As mentioned above, even if CVS Health and Walgreens regret the shift to health care services, it’s too late now to turn back.

It’s possible a hail-mary acquisition could be in the future, but for now, it’s likely these companies are just trying to get to the other side of turbulence.

One key difference between Walgreens, Walmart, Amazon and CVS Health remains, however. The latter owns Aetna, one of the largest health care payers in the country. Effectively, one side of the house controls the lifeblood of any health care business: payment/reimbursement.

In the interim, CVS Health can tout all the benefit Signify Health’s in-home visits are doing for Aetna members, and all the primary care referrals it has handed off to Oak Street Health.

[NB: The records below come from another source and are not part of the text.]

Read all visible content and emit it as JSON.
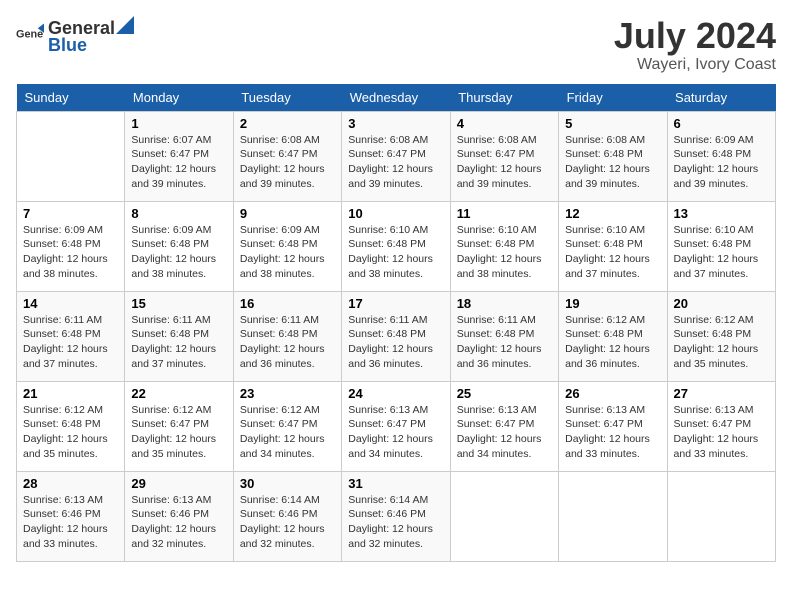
{
  "header": {
    "logo_general": "General",
    "logo_blue": "Blue",
    "month": "July 2024",
    "location": "Wayeri, Ivory Coast"
  },
  "weekdays": [
    "Sunday",
    "Monday",
    "Tuesday",
    "Wednesday",
    "Thursday",
    "Friday",
    "Saturday"
  ],
  "weeks": [
    [
      {
        "day": "",
        "info": ""
      },
      {
        "day": "1",
        "info": "Sunrise: 6:07 AM\nSunset: 6:47 PM\nDaylight: 12 hours\nand 39 minutes."
      },
      {
        "day": "2",
        "info": "Sunrise: 6:08 AM\nSunset: 6:47 PM\nDaylight: 12 hours\nand 39 minutes."
      },
      {
        "day": "3",
        "info": "Sunrise: 6:08 AM\nSunset: 6:47 PM\nDaylight: 12 hours\nand 39 minutes."
      },
      {
        "day": "4",
        "info": "Sunrise: 6:08 AM\nSunset: 6:47 PM\nDaylight: 12 hours\nand 39 minutes."
      },
      {
        "day": "5",
        "info": "Sunrise: 6:08 AM\nSunset: 6:48 PM\nDaylight: 12 hours\nand 39 minutes."
      },
      {
        "day": "6",
        "info": "Sunrise: 6:09 AM\nSunset: 6:48 PM\nDaylight: 12 hours\nand 39 minutes."
      }
    ],
    [
      {
        "day": "7",
        "info": "Sunrise: 6:09 AM\nSunset: 6:48 PM\nDaylight: 12 hours\nand 38 minutes."
      },
      {
        "day": "8",
        "info": "Sunrise: 6:09 AM\nSunset: 6:48 PM\nDaylight: 12 hours\nand 38 minutes."
      },
      {
        "day": "9",
        "info": "Sunrise: 6:09 AM\nSunset: 6:48 PM\nDaylight: 12 hours\nand 38 minutes."
      },
      {
        "day": "10",
        "info": "Sunrise: 6:10 AM\nSunset: 6:48 PM\nDaylight: 12 hours\nand 38 minutes."
      },
      {
        "day": "11",
        "info": "Sunrise: 6:10 AM\nSunset: 6:48 PM\nDaylight: 12 hours\nand 38 minutes."
      },
      {
        "day": "12",
        "info": "Sunrise: 6:10 AM\nSunset: 6:48 PM\nDaylight: 12 hours\nand 37 minutes."
      },
      {
        "day": "13",
        "info": "Sunrise: 6:10 AM\nSunset: 6:48 PM\nDaylight: 12 hours\nand 37 minutes."
      }
    ],
    [
      {
        "day": "14",
        "info": "Sunrise: 6:11 AM\nSunset: 6:48 PM\nDaylight: 12 hours\nand 37 minutes."
      },
      {
        "day": "15",
        "info": "Sunrise: 6:11 AM\nSunset: 6:48 PM\nDaylight: 12 hours\nand 37 minutes."
      },
      {
        "day": "16",
        "info": "Sunrise: 6:11 AM\nSunset: 6:48 PM\nDaylight: 12 hours\nand 36 minutes."
      },
      {
        "day": "17",
        "info": "Sunrise: 6:11 AM\nSunset: 6:48 PM\nDaylight: 12 hours\nand 36 minutes."
      },
      {
        "day": "18",
        "info": "Sunrise: 6:11 AM\nSunset: 6:48 PM\nDaylight: 12 hours\nand 36 minutes."
      },
      {
        "day": "19",
        "info": "Sunrise: 6:12 AM\nSunset: 6:48 PM\nDaylight: 12 hours\nand 36 minutes."
      },
      {
        "day": "20",
        "info": "Sunrise: 6:12 AM\nSunset: 6:48 PM\nDaylight: 12 hours\nand 35 minutes."
      }
    ],
    [
      {
        "day": "21",
        "info": "Sunrise: 6:12 AM\nSunset: 6:48 PM\nDaylight: 12 hours\nand 35 minutes."
      },
      {
        "day": "22",
        "info": "Sunrise: 6:12 AM\nSunset: 6:47 PM\nDaylight: 12 hours\nand 35 minutes."
      },
      {
        "day": "23",
        "info": "Sunrise: 6:12 AM\nSunset: 6:47 PM\nDaylight: 12 hours\nand 34 minutes."
      },
      {
        "day": "24",
        "info": "Sunrise: 6:13 AM\nSunset: 6:47 PM\nDaylight: 12 hours\nand 34 minutes."
      },
      {
        "day": "25",
        "info": "Sunrise: 6:13 AM\nSunset: 6:47 PM\nDaylight: 12 hours\nand 34 minutes."
      },
      {
        "day": "26",
        "info": "Sunrise: 6:13 AM\nSunset: 6:47 PM\nDaylight: 12 hours\nand 33 minutes."
      },
      {
        "day": "27",
        "info": "Sunrise: 6:13 AM\nSunset: 6:47 PM\nDaylight: 12 hours\nand 33 minutes."
      }
    ],
    [
      {
        "day": "28",
        "info": "Sunrise: 6:13 AM\nSunset: 6:46 PM\nDaylight: 12 hours\nand 33 minutes."
      },
      {
        "day": "29",
        "info": "Sunrise: 6:13 AM\nSunset: 6:46 PM\nDaylight: 12 hours\nand 32 minutes."
      },
      {
        "day": "30",
        "info": "Sunrise: 6:14 AM\nSunset: 6:46 PM\nDaylight: 12 hours\nand 32 minutes."
      },
      {
        "day": "31",
        "info": "Sunrise: 6:14 AM\nSunset: 6:46 PM\nDaylight: 12 hours\nand 32 minutes."
      },
      {
        "day": "",
        "info": ""
      },
      {
        "day": "",
        "info": ""
      },
      {
        "day": "",
        "info": ""
      }
    ]
  ]
}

CVS Health’s ultimate goal is to reach peak synergy between its pharmacy, Signify Health, Oak Street Health and Aetna. That will take time, too, but positive signs are likely to show up sooner.

There could be a place for home care providers to step in, too. The legacy, local providers have capabilities that CVS Health and Walgreens do not yet have.

“We don’t [yet work with those providers],” Signify Health President Paymon Farazi told HHCN last month. “But that’s something that is possible through the care coordination pathways product. There’s nothing limiting us from doing that, other than conversations with our health plan partners and those entities to make sure that that’s turned on. I have had partnership conversations with different home health providers. And we’re starting to explore more of that in the rest of 2024.”

Instead of CVS Health and Walgreens disrupting home care, it could be possible that they’re the biggest, newest partners in a growing industry.

All things considered, that’s the best-case scenario for legacy home-based care providers.